Figure 4. CHX does not immediately deplete replicative polymerases but disrupts new production of histones. (A) U2OS cells were either left untreated or treated with CHX for the timepoints indicated followed by Western blot probed with the specified antibodies. (B) Schematic protocol and representative images for fluorescent SNAP-tag labeling of U2OS cells stably expressing histone H3.1 or H3.3. Cells were quenched by DMSO (panel 1) or 0.2 μM blocking agent for 20 minutes (panel 2 and 3), labeled with 1 μM TMR for 30 minutes after a 3 hour release into fresh media +/- 10 μg/ml CHX. The contrast of the images in the middle panel of this figure has been equally enhanced in order to visualize the production of new histones after release from the quenching agent (panel 2), whereas the upper panel is unaltered. Furthermore, figure S4B and C (panel 3) shows cells without enhanced contrast, where arrows instead indicate new histone production. (C) Effect of HU on new histone H3.1 and H3.3 production via quenching of pre-existing histones using 0.2 μM blocking agent for 20 minutes, labeling with 1 μM TMR for 30 minutes after a 3 hour release into fresh media +/- 2 mM HU. (D) U2OS cells were treated with 10 μg/ml CHX or 2 mM HU for 24 hours and stained for RPA32. (E) U2OS cells were treated with 10 μg/ml CHX for 24 hours and co-stained for RPA32 and PML. See also Figure S5.

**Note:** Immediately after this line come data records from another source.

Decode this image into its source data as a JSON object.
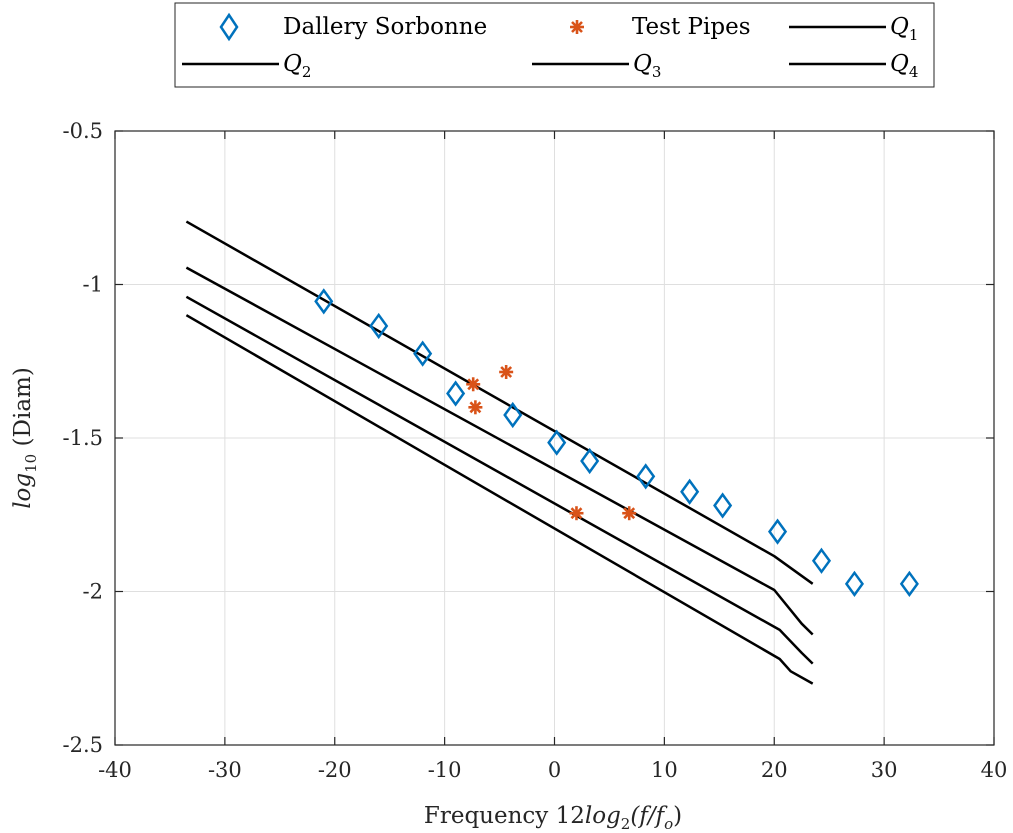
{
  "colors": {
    "dallery": "#0072BD",
    "test": "#D95319",
    "curves": "#000000",
    "grid": "#DFDFDF",
    "axis": "#262626"
  },
  "chart_data": {
    "type": "scatter",
    "xlim": [
      -40,
      40
    ],
    "ylim": [
      -2.5,
      -0.5
    ],
    "xticks": [
      -40,
      -30,
      -20,
      -10,
      0,
      10,
      20,
      30,
      40
    ],
    "yticks": [
      -2.5,
      -2,
      -1.5,
      -1,
      -0.5
    ],
    "xtick_labels": [
      "-40",
      "-30",
      "-20",
      "-10",
      "0",
      "10",
      "20",
      "30",
      "40"
    ],
    "ytick_labels": [
      "-2.5",
      "-2",
      "-1.5",
      "-1",
      "-0.5"
    ],
    "grid": true,
    "legend_position": "top-outside",
    "xlabel": {
      "plain": "Frequency 12",
      "math": "log",
      "sub": "2",
      "rest": "(f/f",
      "sub2": "o",
      "close": ")"
    },
    "ylabel": {
      "math": "log",
      "sub": "10",
      "plain": " (Diam)"
    },
    "series": [
      {
        "name": "Dallery Sorbonne",
        "kind": "markers",
        "marker": "diamond",
        "color": "#0072BD",
        "x": [
          -21,
          -16,
          -12,
          -9,
          -3.8,
          0.2,
          3.2,
          8.3,
          12.3,
          15.3,
          20.3,
          24.3,
          27.3,
          32.3
        ],
        "y": [
          -1.055,
          -1.135,
          -1.225,
          -1.355,
          -1.425,
          -1.515,
          -1.575,
          -1.625,
          -1.675,
          -1.72,
          -1.805,
          -1.9,
          -1.975,
          -1.975
        ]
      },
      {
        "name": "Test Pipes",
        "kind": "markers",
        "marker": "asterisk",
        "color": "#D95319",
        "x": [
          -7.4,
          -7.2,
          -4.4,
          2.0,
          6.8
        ],
        "y": [
          -1.325,
          -1.4,
          -1.285,
          -1.745,
          -1.745
        ]
      },
      {
        "name": "Q",
        "sub": "1",
        "kind": "line",
        "color": "#000000",
        "x": [
          -33.5,
          20,
          23.5
        ],
        "y": [
          -0.795,
          -1.885,
          -1.975
        ]
      },
      {
        "name": "Q",
        "sub": "2",
        "kind": "line",
        "color": "#000000",
        "x": [
          -33.5,
          20,
          22.5,
          23.5
        ],
        "y": [
          -0.945,
          -1.995,
          -2.105,
          -2.14
        ]
      },
      {
        "name": "Q",
        "sub": "3",
        "kind": "line",
        "color": "#000000",
        "x": [
          -33.5,
          20.5,
          22.5,
          23.5
        ],
        "y": [
          -1.04,
          -2.125,
          -2.2,
          -2.235
        ]
      },
      {
        "name": "Q",
        "sub": "4",
        "kind": "line",
        "color": "#000000",
        "x": [
          -33.5,
          20.5,
          21.5,
          23.5
        ],
        "y": [
          -1.1,
          -2.22,
          -2.26,
          -2.3
        ]
      }
    ]
  }
}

Figure 5. Overview of the cellular responses associated with protein and dNTP deprivation. (A) Replication fork arrest upon nucleotide deprivation is associated with replication fork uncoupling resulting in ssDNA generation, DNA damage and ATR-mediated checkpoint activation. (B) Replication fork arrest caused by protein deprivation occurs rapidly without subsequent exposure of ssDNA or DNA damage formation. This is likely caused by insufficient supply of newly synthesized histones (in green) and reduced DNA unwinding. Replication is readily resumed following short-term protein deprivation.